Although the total revenue of Wipro is higher than the revenue of Infosys, Wipro is considered as the third largest IT services company after TCS and Infosys because the total revenue of Wipro includes the income from its consumer care and lighting products. The total revenue of the company grew by 35% YoY and 12% QoQ to reach at $765 million in the second quarter. The overall revenue from IT and BPO services, however, grew 35% YoY and 11% QoQ to reach at $700 million. The net income of the company was at $151.54 million, up 41% YoY and 13% QoQ.

Wipro has added 54 new clients during the quarter in the global IT services and products space, 11 of which were Global 500 or Fortune 1000 clients. The number of $5 million-plus clients has gone up to 102 in the second quarter against 94 in the first quarter. The net addition in the number of employees was 5,328 taking the total number at 67,179 employees including 45,824 employees in IT services and products business and 15,355 employees in the BPO segment.

Satyam:

Prima-facie the results of Satyam Computer Services, the fourth largest IT services company of India, look dismal, as its net income declined 13% QoQ to drop at $65 million in Q2FY07, compared to $75 million in Q1FY07. The analysts, however, seem to be satisfied with the results as the decline was a direct fall out of steep salary hike implemented in the second quarter. And in fact, the decline in the net income was less than what analysts had predicted. Satyam was facing relatively higher attrition rate, and the salary hike seems to have an instant positive impact on the same. Attrition has come down from 19% to 18% (TTM) during the quarter as a direct consequence of the aggressive measures taken on the compensation front. The revenue of the company grew 31% YoY and 9% QoQ to reach at $352 million in the second quarter.

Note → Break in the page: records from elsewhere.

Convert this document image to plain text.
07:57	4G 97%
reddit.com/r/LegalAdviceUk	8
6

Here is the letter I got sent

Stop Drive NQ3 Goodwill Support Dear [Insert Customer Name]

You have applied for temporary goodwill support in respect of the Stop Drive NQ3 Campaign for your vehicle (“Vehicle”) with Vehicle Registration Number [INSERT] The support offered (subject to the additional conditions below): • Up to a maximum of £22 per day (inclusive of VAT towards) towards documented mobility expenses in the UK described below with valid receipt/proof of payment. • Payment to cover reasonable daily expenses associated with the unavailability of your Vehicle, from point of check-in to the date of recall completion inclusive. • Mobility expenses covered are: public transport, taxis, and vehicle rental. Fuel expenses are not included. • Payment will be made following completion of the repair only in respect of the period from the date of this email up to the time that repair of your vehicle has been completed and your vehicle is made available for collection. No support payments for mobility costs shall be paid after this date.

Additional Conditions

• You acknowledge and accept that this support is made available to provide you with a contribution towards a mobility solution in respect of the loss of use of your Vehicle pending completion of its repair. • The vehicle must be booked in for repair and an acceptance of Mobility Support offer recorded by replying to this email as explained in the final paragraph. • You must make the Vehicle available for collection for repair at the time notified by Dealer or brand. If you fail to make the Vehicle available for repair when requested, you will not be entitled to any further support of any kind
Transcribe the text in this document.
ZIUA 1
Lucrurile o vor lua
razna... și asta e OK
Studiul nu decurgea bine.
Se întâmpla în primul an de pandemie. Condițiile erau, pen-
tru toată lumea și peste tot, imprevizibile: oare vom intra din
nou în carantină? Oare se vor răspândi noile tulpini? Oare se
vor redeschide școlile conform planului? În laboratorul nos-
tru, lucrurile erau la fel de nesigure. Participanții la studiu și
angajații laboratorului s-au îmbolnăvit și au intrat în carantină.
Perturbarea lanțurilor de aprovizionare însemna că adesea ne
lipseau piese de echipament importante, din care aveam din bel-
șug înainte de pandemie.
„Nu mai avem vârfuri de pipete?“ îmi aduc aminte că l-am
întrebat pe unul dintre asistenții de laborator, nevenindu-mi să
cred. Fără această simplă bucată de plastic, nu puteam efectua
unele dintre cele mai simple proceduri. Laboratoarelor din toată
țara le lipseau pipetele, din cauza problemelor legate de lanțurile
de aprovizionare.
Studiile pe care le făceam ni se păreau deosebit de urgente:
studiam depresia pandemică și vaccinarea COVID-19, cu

Satyam won 35 new customers in the second quarter. It has added 4,025 employees during the quarter, which is the highest ever quarterly recruitment taking the total number at 31,659 employees. Company has revised the annual revenue guidance upwards to about $1.4 billion from the earlier guidance of $1.35 billion-$1.37 billion as per Indian GAAP. It expects the annual growth rate to be 35% (Indian GAAP).

HCL Technologies:

Although the company claims that its emphasis on large multi-service deals has started paying off, HCL Technologies had only a few gains in the July-September 2006 quarter (Q1FY07 for HCL Tech) in terms of large-deals compared to the previous quarter (Q4FY06). The company has reported only one multi-year, multi-service deal worth $70 million with Teradyne, a supplier of automatic test equipment. In terms of execution of previous large-deals, of course, the company is on track as it claimed to the media. It posted revenue of $300 million in the July-September 2006 quarter, up 36% YoY and 10% QoQ. The net income improved 43% YoY and 8% QoQ to reach at $54 million during the quarter. The EBIDTA margin was slightly lower at 22% during the July-September 2006 quarter compared to 22.4% in the previous quarter, and 22.2% in the same quarter last year.

The number of clients contributing $5 million-plus to its annual revenue has gone up to 41 during the July-September 2006 quarter, compared to 35 in the previous quarter. Company has increased its employee-base by 12% to 36,452 during the quarter with net addition of 3,826 employees. The highest ever net addition of 1,769 employees in its BPO division has taken the total employee strength of the division to the 11,000 mark.